Questions fréquentes

Puis-je exercer en France avec un diplôme de kinésithérapie obtenu dans un autre pays de l'UE ?
Oui, sous conditions. Vous devez obtenir une autorisation du préfet de région, qui vérifie notamment que votre diplôme permet d'exercer légalement dans le pays de délivrance.
Comment obtenir l'autorisation d'exercer la profession de masseur-kinésithérapeute en France ?
Vous devez déposer une demande auprès du préfet de région, qui statue après avis d'une commission. L'autorisation est délivrée si vous remplissez les conditions de l'article L. 4321-4 du code de la santé publique.
Que faire si mon diplôme de kiné étranger n'est pas reconnu en France ?
Vous pouvez contester la décision de refus devant le tribunal administratif, et éventuellement demander une suspension en référé si l'urgence le justifie.
Quels sont les recours contre une décision préfectorale autorisant un kiné à exercer ?
Les tiers intéressés, comme l'ordre professionnel, peuvent demander l'annulation ou la suspension de la décision devant le juge administratif.
Qu'est-ce qu'un référé suspension et comment le demander ?
Le référé suspension est une procédure d'urgence permettant de suspendre l'exécution d'une décision administrative.
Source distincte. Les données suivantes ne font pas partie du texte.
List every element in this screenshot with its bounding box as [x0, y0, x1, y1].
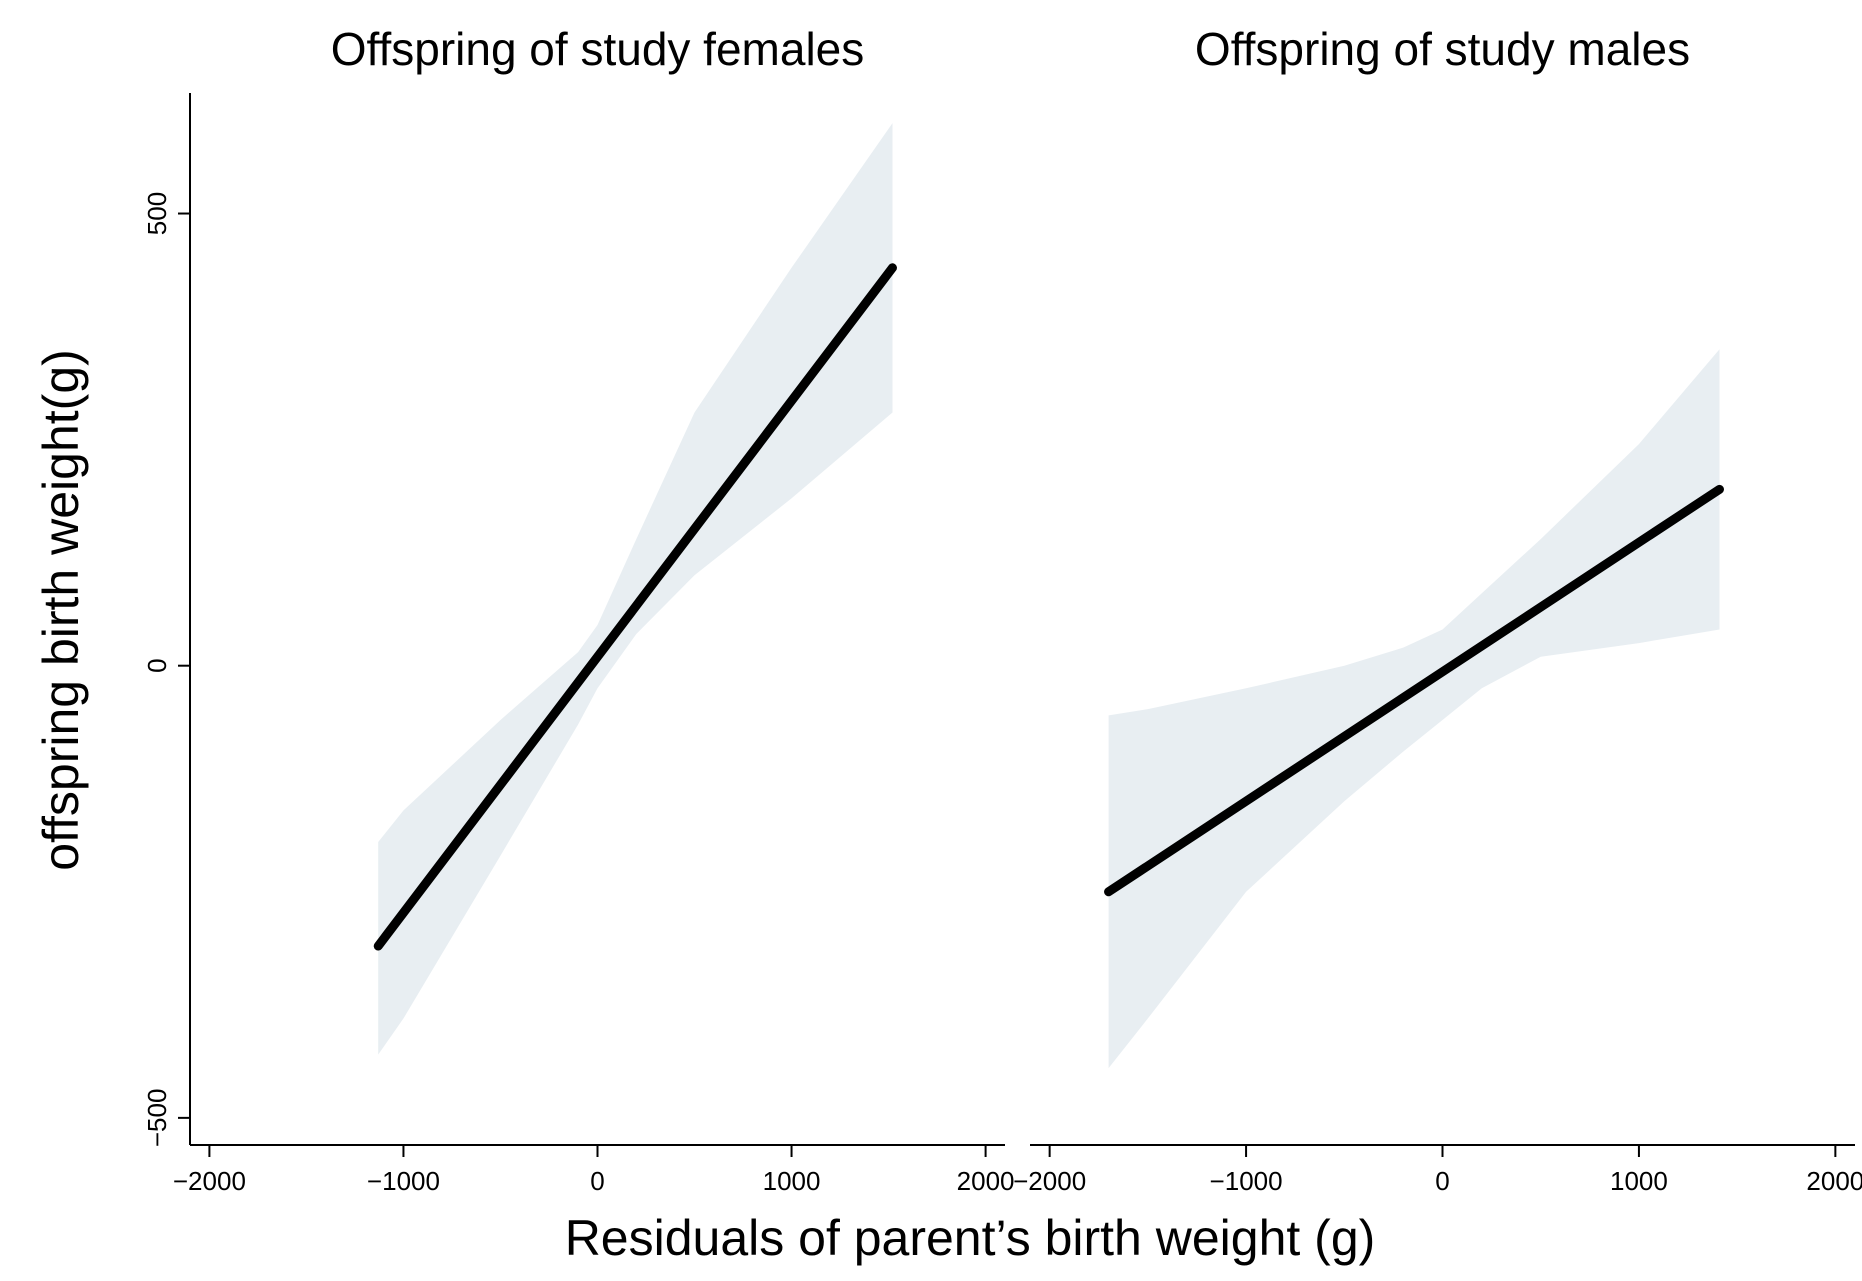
confidence-band-females: [378, 123, 893, 1055]
y-axis-title: offspring birth weight(g): [33, 349, 89, 871]
x-tick-label: 1000: [763, 1166, 821, 1196]
x-tick-label: 0: [590, 1166, 604, 1196]
x-tick-label: −2000: [173, 1166, 246, 1196]
y-tick-label: 500: [142, 192, 172, 235]
x-tick-label: 2000: [1806, 1166, 1862, 1196]
x-tick-label: 1000: [1610, 1166, 1668, 1196]
x-tick-label: −2000: [1013, 1166, 1086, 1196]
fit-line-females: [373, 263, 897, 951]
y-tick-label: 0: [142, 658, 172, 672]
x-tick-label: −1000: [367, 1166, 440, 1196]
x-axis-title: Residuals of parent’s birth weight (g): [565, 1210, 1376, 1266]
x-tick-label: 0: [1435, 1166, 1449, 1196]
fit-line-males: [1104, 484, 1724, 897]
confidence-band-males: [1108, 349, 1720, 1069]
x-tick-label: 2000: [957, 1166, 1015, 1196]
y-tick-label: −500: [142, 1089, 172, 1148]
panel-title-males: Offspring of study males: [1195, 23, 1690, 75]
panel-title-females: Offspring of study females: [331, 23, 865, 75]
x-tick-label: −1000: [1210, 1166, 1283, 1196]
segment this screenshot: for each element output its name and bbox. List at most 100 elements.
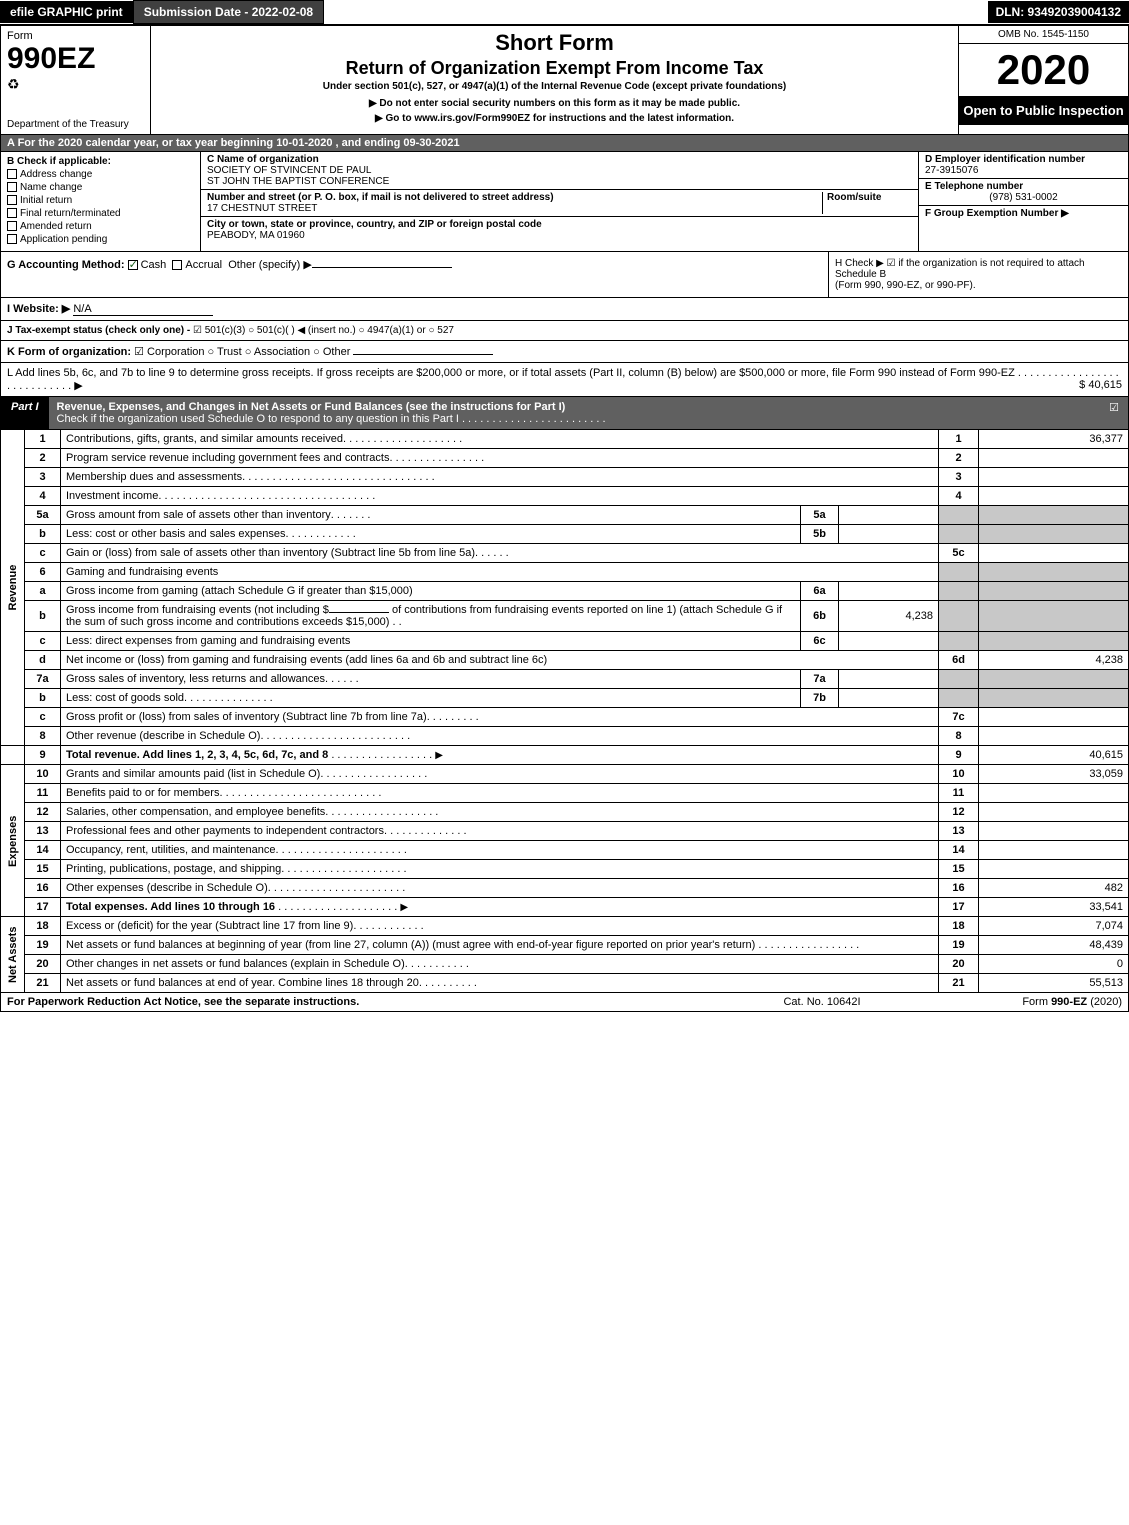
h-text-1: H Check ▶ ☑ if the organization is not r… <box>835 258 1122 280</box>
city-value: PEABODY, MA 01960 <box>207 230 912 241</box>
ledger-table: Revenue 1 Contributions, gifts, grants, … <box>0 430 1129 993</box>
goto-link[interactable]: ▶ Go to www.irs.gov/Form990EZ for instru… <box>159 113 950 124</box>
tax-year: 2020 <box>959 44 1128 97</box>
table-row: 16 Other expenses (describe in Schedule … <box>1 879 1129 898</box>
table-row: 17 Total expenses. Add lines 10 through … <box>1 898 1129 917</box>
table-row: 9 Total revenue. Add lines 1, 2, 3, 4, 5… <box>1 746 1129 765</box>
table-row: 8 Other revenue (describe in Schedule O)… <box>1 727 1129 746</box>
table-row: 11 Benefits paid to or for members . . .… <box>1 784 1129 803</box>
k-other-input[interactable] <box>353 354 493 355</box>
check-application-pending[interactable]: Application pending <box>7 234 194 245</box>
revenue-tab: Revenue <box>1 430 25 746</box>
room-label: Room/suite <box>827 192 912 203</box>
arrow-icon <box>435 749 445 761</box>
check-amended-return[interactable]: Amended return <box>7 221 194 232</box>
omb-number: OMB No. 1545-1150 <box>959 26 1128 44</box>
g-label: G Accounting Method: <box>7 259 125 271</box>
arrow-icon <box>400 901 410 913</box>
ein-label: D Employer identification number <box>925 154 1122 165</box>
table-row: c Gross profit or (loss) from sales of i… <box>1 708 1129 727</box>
website-value: N/A <box>73 303 213 316</box>
expenses-tab: Expenses <box>1 765 25 917</box>
table-row: c Gain or (loss) from sale of assets oth… <box>1 544 1129 563</box>
part-i-box: Part I <box>1 397 49 429</box>
submission-date-button[interactable]: Submission Date - 2022-02-08 <box>133 0 324 24</box>
tel-label: E Telephone number <box>925 181 1122 192</box>
check-name-change[interactable]: Name change <box>7 182 194 193</box>
table-row: 2 Program service revenue including gove… <box>1 449 1129 468</box>
table-row: 12 Salaries, other compensation, and emp… <box>1 803 1129 822</box>
table-row: 4 Investment income . . . . . . . . . . … <box>1 487 1129 506</box>
top-bar: efile GRAPHIC print Submission Date - 20… <box>0 0 1129 26</box>
net-assets-tab: Net Assets <box>1 917 25 993</box>
ssn-warning: ▶ Do not enter social security numbers o… <box>159 98 950 109</box>
k-options: ☑ Corporation ○ Trust ○ Association ○ Ot… <box>134 346 350 358</box>
org-name-label: C Name of organization <box>207 154 912 165</box>
form-ref: Form 990-EZ (2020) <box>942 996 1122 1008</box>
paperwork-notice: For Paperwork Reduction Act Notice, see … <box>7 996 702 1008</box>
tel-value: (978) 531-0002 <box>925 192 1122 203</box>
addr-label: Number and street (or P. O. box, if mail… <box>207 192 822 203</box>
table-row: Expenses 10 Grants and similar amounts p… <box>1 765 1129 784</box>
table-row: 13 Professional fees and other payments … <box>1 822 1129 841</box>
section-gh: G Accounting Method: Cash Accrual Other … <box>0 252 1129 298</box>
footer: For Paperwork Reduction Act Notice, see … <box>0 993 1129 1012</box>
return-title: Return of Organization Exempt From Incom… <box>159 58 950 79</box>
header-right: OMB No. 1545-1150 2020 Open to Public In… <box>958 26 1128 134</box>
table-row: c Less: direct expenses from gaming and … <box>1 632 1129 651</box>
j-options: ☑ 501(c)(3) ○ 501(c)( ) ◀ (insert no.) ○… <box>193 325 454 336</box>
check-accrual[interactable] <box>172 260 182 270</box>
table-row: 6 Gaming and fundraising events <box>1 563 1129 582</box>
section-l: L Add lines 5b, 6c, and 7b to line 9 to … <box>0 363 1129 397</box>
l-amount: $ 40,615 <box>1079 379 1122 391</box>
form-header: Form 990EZ ♻ Department of the Treasury … <box>0 26 1129 135</box>
check-address-change[interactable]: Address change <box>7 169 194 180</box>
table-row: d Net income or (loss) from gaming and f… <box>1 651 1129 670</box>
part-i-header: Part I Revenue, Expenses, and Changes in… <box>0 397 1129 430</box>
section-g: G Accounting Method: Cash Accrual Other … <box>1 252 828 297</box>
section-j: J Tax-exempt status (check only one) - ☑… <box>0 321 1129 341</box>
department-label: Department of the Treasury <box>7 119 144 130</box>
l-text: L Add lines 5b, 6c, and 7b to line 9 to … <box>7 367 1015 379</box>
cat-no: Cat. No. 10642I <box>702 996 942 1008</box>
table-row: 21 Net assets or fund balances at end of… <box>1 974 1129 993</box>
table-row: b Less: cost or other basis and sales ex… <box>1 525 1129 544</box>
check-final-return[interactable]: Final return/terminated <box>7 208 194 219</box>
subtitle: Under section 501(c), 527, or 4947(a)(1)… <box>159 81 950 92</box>
part-i-check[interactable]: ☑ <box>1100 397 1128 429</box>
section-c: C Name of organization SOCIETY OF STVINC… <box>201 152 918 251</box>
table-row: a Gross income from gaming (attach Sched… <box>1 582 1129 601</box>
section-def: D Employer identification number 27-3915… <box>918 152 1128 251</box>
check-initial-return[interactable]: Initial return <box>7 195 194 206</box>
efile-print-button[interactable]: efile GRAPHIC print <box>0 1 133 23</box>
short-form-title: Short Form <box>159 30 950 56</box>
table-row: 20 Other changes in net assets or fund b… <box>1 955 1129 974</box>
other-method-input[interactable] <box>312 267 452 268</box>
section-k: K Form of organization: ☑ Corporation ○ … <box>0 341 1129 363</box>
h-text-2: (Form 990, 990-EZ, or 990-PF). <box>835 280 1122 291</box>
table-row: 3 Membership dues and assessments . . . … <box>1 468 1129 487</box>
org-name-2: ST JOHN THE BAPTIST CONFERENCE <box>207 176 912 187</box>
part-i-title: Revenue, Expenses, and Changes in Net As… <box>49 397 1100 429</box>
header-left: Form 990EZ ♻ Department of the Treasury <box>1 26 151 134</box>
street-address: 17 CHESTNUT STREET <box>207 203 822 214</box>
section-h: H Check ▶ ☑ if the organization is not r… <box>828 252 1128 297</box>
table-row: 19 Net assets or fund balances at beginn… <box>1 936 1129 955</box>
section-b-header: B Check if applicable: <box>7 156 194 167</box>
table-row: 7a Gross sales of inventory, less return… <box>1 670 1129 689</box>
dln-label: DLN: 93492039004132 <box>988 1 1129 23</box>
j-label: J Tax-exempt status (check only one) - <box>7 325 190 336</box>
form-word: Form <box>7 30 144 42</box>
group-label: F Group Exemption Number ▶ <box>925 208 1069 219</box>
table-row: b Less: cost of goods sold . . . . . . .… <box>1 689 1129 708</box>
header-center: Short Form Return of Organization Exempt… <box>151 26 958 134</box>
recycle-icon: ♻ <box>7 76 144 93</box>
row-a-tax-year: A For the 2020 calendar year, or tax yea… <box>0 135 1129 152</box>
fundraising-contrib-input[interactable] <box>329 612 389 613</box>
table-row: Net Assets 18 Excess or (deficit) for th… <box>1 917 1129 936</box>
check-cash[interactable] <box>128 260 138 270</box>
table-row: 14 Occupancy, rent, utilities, and maint… <box>1 841 1129 860</box>
table-row: b Gross income from fundraising events (… <box>1 601 1129 632</box>
k-label: K Form of organization: <box>7 346 131 358</box>
open-to-public: Open to Public Inspection <box>959 97 1128 125</box>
Il faut saisir le juge des référés du tribunal administratif, en justifiant de l'urgence et d'un doute sérieux sur la légalité.
Quels sont les critères pour qu'un diplôme de kiné soit reconnu en France ?
Le diplôme doit être délivré par un Etat membre de l'UE ou de l'EEE, et permettre d'exercer légalement la profession dans cet Etat. Si l'Etat ne réglemente pas la profession, d'autres conditions s'appliquent.